ECE now offering two approaches to master's degree

Posted: August 8, 2014

The Department of Electrical and Computer Engineering is expanding its approach to its master’s degree curriculum, developing a new degree path that places a stronger emphasis on preparing students for careers in industry.

The changes reflect the changing needs and goals of ECE graduate students at The Ohio State University, as well as the changing needs of industry in today’s globalized economy.

“We are focusing more on the needs of students whose career aspirations can more effectively be achieved with a project-based approach to a master’s degree, rather than a program that results in a thesis,” said Lisa Fiorentini, one of two assistant professors of practice managing the new master’s program. “Most of the students who pursue their master’s degrees in electrical and computer engineering at Ohio State currently want to follow a more industry-focused path.”

Students are now able to pursue their master’s degrees via two tracks:

Research track (thesis option): In addition to coursework, ECE’s research track focuses on either an academic or industry-related research project, with students primarily working for tenure-track or tenured faculty members. This approach culminates in students writing a thesis and taking a final exam. Often – although not exclusively – students who expect to pursue a doctoral degree will follow this track.

Project track (non-thesis option): The department’s innovative new project-centered track is designed to prepare students for work in industry and the business world. In this track, students choose to collaborate with industry partners in technology areas that are important to those partners. These students will perform academic projects or take part in an internship, which may be eligible for academic credit. They also will be required to take a project management course, among their other classes. Instead of writing a thesis, students in the industry track will produce a final project report and, in many cases, make a technical presentation. Unlike the academic thesis required in the research track, this report and presentation will be similar to the sort of information that would be presented to an employer in a real-world business environment.

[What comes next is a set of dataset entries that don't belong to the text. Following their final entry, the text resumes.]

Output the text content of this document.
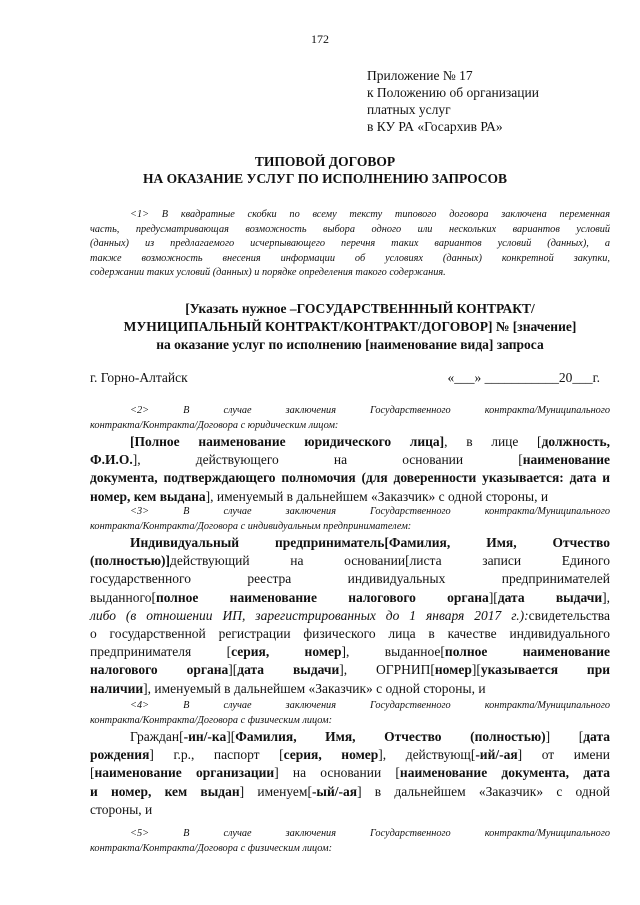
172
Приложение № 17
к Положению об организации
платных услуг
в КУ РА «Госархив РА»
ТИПОВОЙ ДОГОВОР
НА ОКАЗАНИЕ УСЛУГ ПО ИСПОЛНЕНИЮ ЗАПРОСОВ
<1> В квадратные скобки по всему тексту типового договора заключена переменная
часть, предусматривающая возможность выбора одного или нескольких вариантов условий
(данных) из предлагаемого исчерпывающего перечня таких вариантов условий (данных), а
также возможность внесения информации об условиях (данных) конкретной закупки,
содержании таких условий (данных) и порядке определения такого содержания.
[Указать нужное –ГОСУДАРСТВЕНННЫЙ КОНТРАКТ/
МУНИЦИПАЛЬНЫЙ КОНТРАКТ/КОНТРАКТ/ДОГОВОР] № [значение]
на оказание услуг по исполнению [наименование вида] запроса
г. Горно-Алтайск	«___» ___________20___г.
<2> В случае заключения Государственного контракта/Муниципального
контракта/Контракта/Договора с юридическим лицом:
[Полное наименование юридического лица], в лице [должность,
Ф.И.О.], действующего на основании [наименование
документа, подтверждающего полномочия (для доверенности указывается: дата и
номер, кем выдана], именуемый в дальнейшем «Заказчик» с одной стороны, и
<3> В случае заключения Государственного контракта/Муниципального
контракта/Контракта/Договора с индивидуальным предпринимателем:
Индивидуальный предприниматель[Фамилия, Имя, Отчество
(полностью)]действующий на основании[листа записи Единого
государственного реестра индивидуальных предпринимателей
выданного[полное наименование налогового органа][дата выдачи],
либо (в отношении ИП, зарегистрированных до 1 января 2017 г.):свидетельства
о государственной регистрации физического лица в качестве индивидуального
предпринимателя [серия, номер], выданное[полное наименование
налогового органа][дата выдачи], ОГРНИП[номер][указывается при
наличии], именуемый в дальнейшем «Заказчик» с одной стороны, и
<4> В случае заключения Государственного контракта/Муниципального
контракта/Контракта/Договора с физическим лицом:
Граждан[-ин/-ка][Фамилия, Имя, Отчество (полностью)] [дата
рождения] г.р., паспорт [серия, номер], действующ[-ий/-ая] от имени
[наименование организации] на основании [наименование документа, дата
и номер, кем выдан] именуем[-ый/-ая] в дальнейшем «Заказчик» с одной
стороны, и
<5> В случае заключения Государственного контракта/Муниципального
контракта/Контракта/Договора с физическим лицом:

“More of our students want to go to work in industry,” Fiorentini said. “Being able to write a thesis is not a skill needed in industry, but being able to write a report and give a presentation about your projects is a necessary skill.”

Students’ increased focus on preparing for work in industry is a change from their priorities several years ago, when a master’s degree in ECE at Ohio State was more likely to be a precursor to getting a Ph.D. Today, more than 70 percent of Ohio State’s ECE master’s students prefer the non-thesis route.

“These students’ primary objective is to get their degree and get a good job,” said Wladimiro Villarroel, the other assistant professor of practice program manager. “They are less likely to be seeking a Ph.D. or go into research. We need to grow this program to match their expectations.”

Regardless of which track students pursue, they will receive the same MS degree.

“The non-thesis project-centered track allows us to tailor the program to the students’ needs and provide the option of a more practical versus theoretical education,” Villarroel said.

Fiorentini said that when the department began developing this new approach, she and Villarroel started by focusing on preparing students to land jobs after graduation – and hit the ground running in those jobs from day one.

“Ohio State students win if we are capable of providing them a strong education that helps them land jobs,” Fiorentini said. “Industry wins, because we will be graduating students who already have the practical skills needed for their careers. And the ECE department, the college and the university win because our reputation will grow through our success at implementing these changes.”

The new program comes at a time when ECE is seeing a significant increase in applicants. Because the department has kept the number of graduate student admissions relatively stable, the result has been an overall increase in the entering credentials of its graduate students.

“This makes us a very selective program,” Villarroel said. “While we are capitalizing on getting higher quality students, we also are seeing that a smaller percentage of those students are pursuing doctoral degrees. As a result, we must ensure students planning to enter industry with their master’s degrees have enough opportunity to get experience with the practical applications of what they are learning on top of their classroom theory.”

Students on the project-focused track will learn that work in the real world is very different than classroom work. Instead of having everything prescribed, from tests and homework to deadlines, real-world engineering requires independent thinking. And, unlike the classroom, there is not always an answer to every question, Villarroel said.

“Once students graduate and go to work in industry, they will have already seen the kinds of processes and independent thinking needed in the business world,” Villarroel said.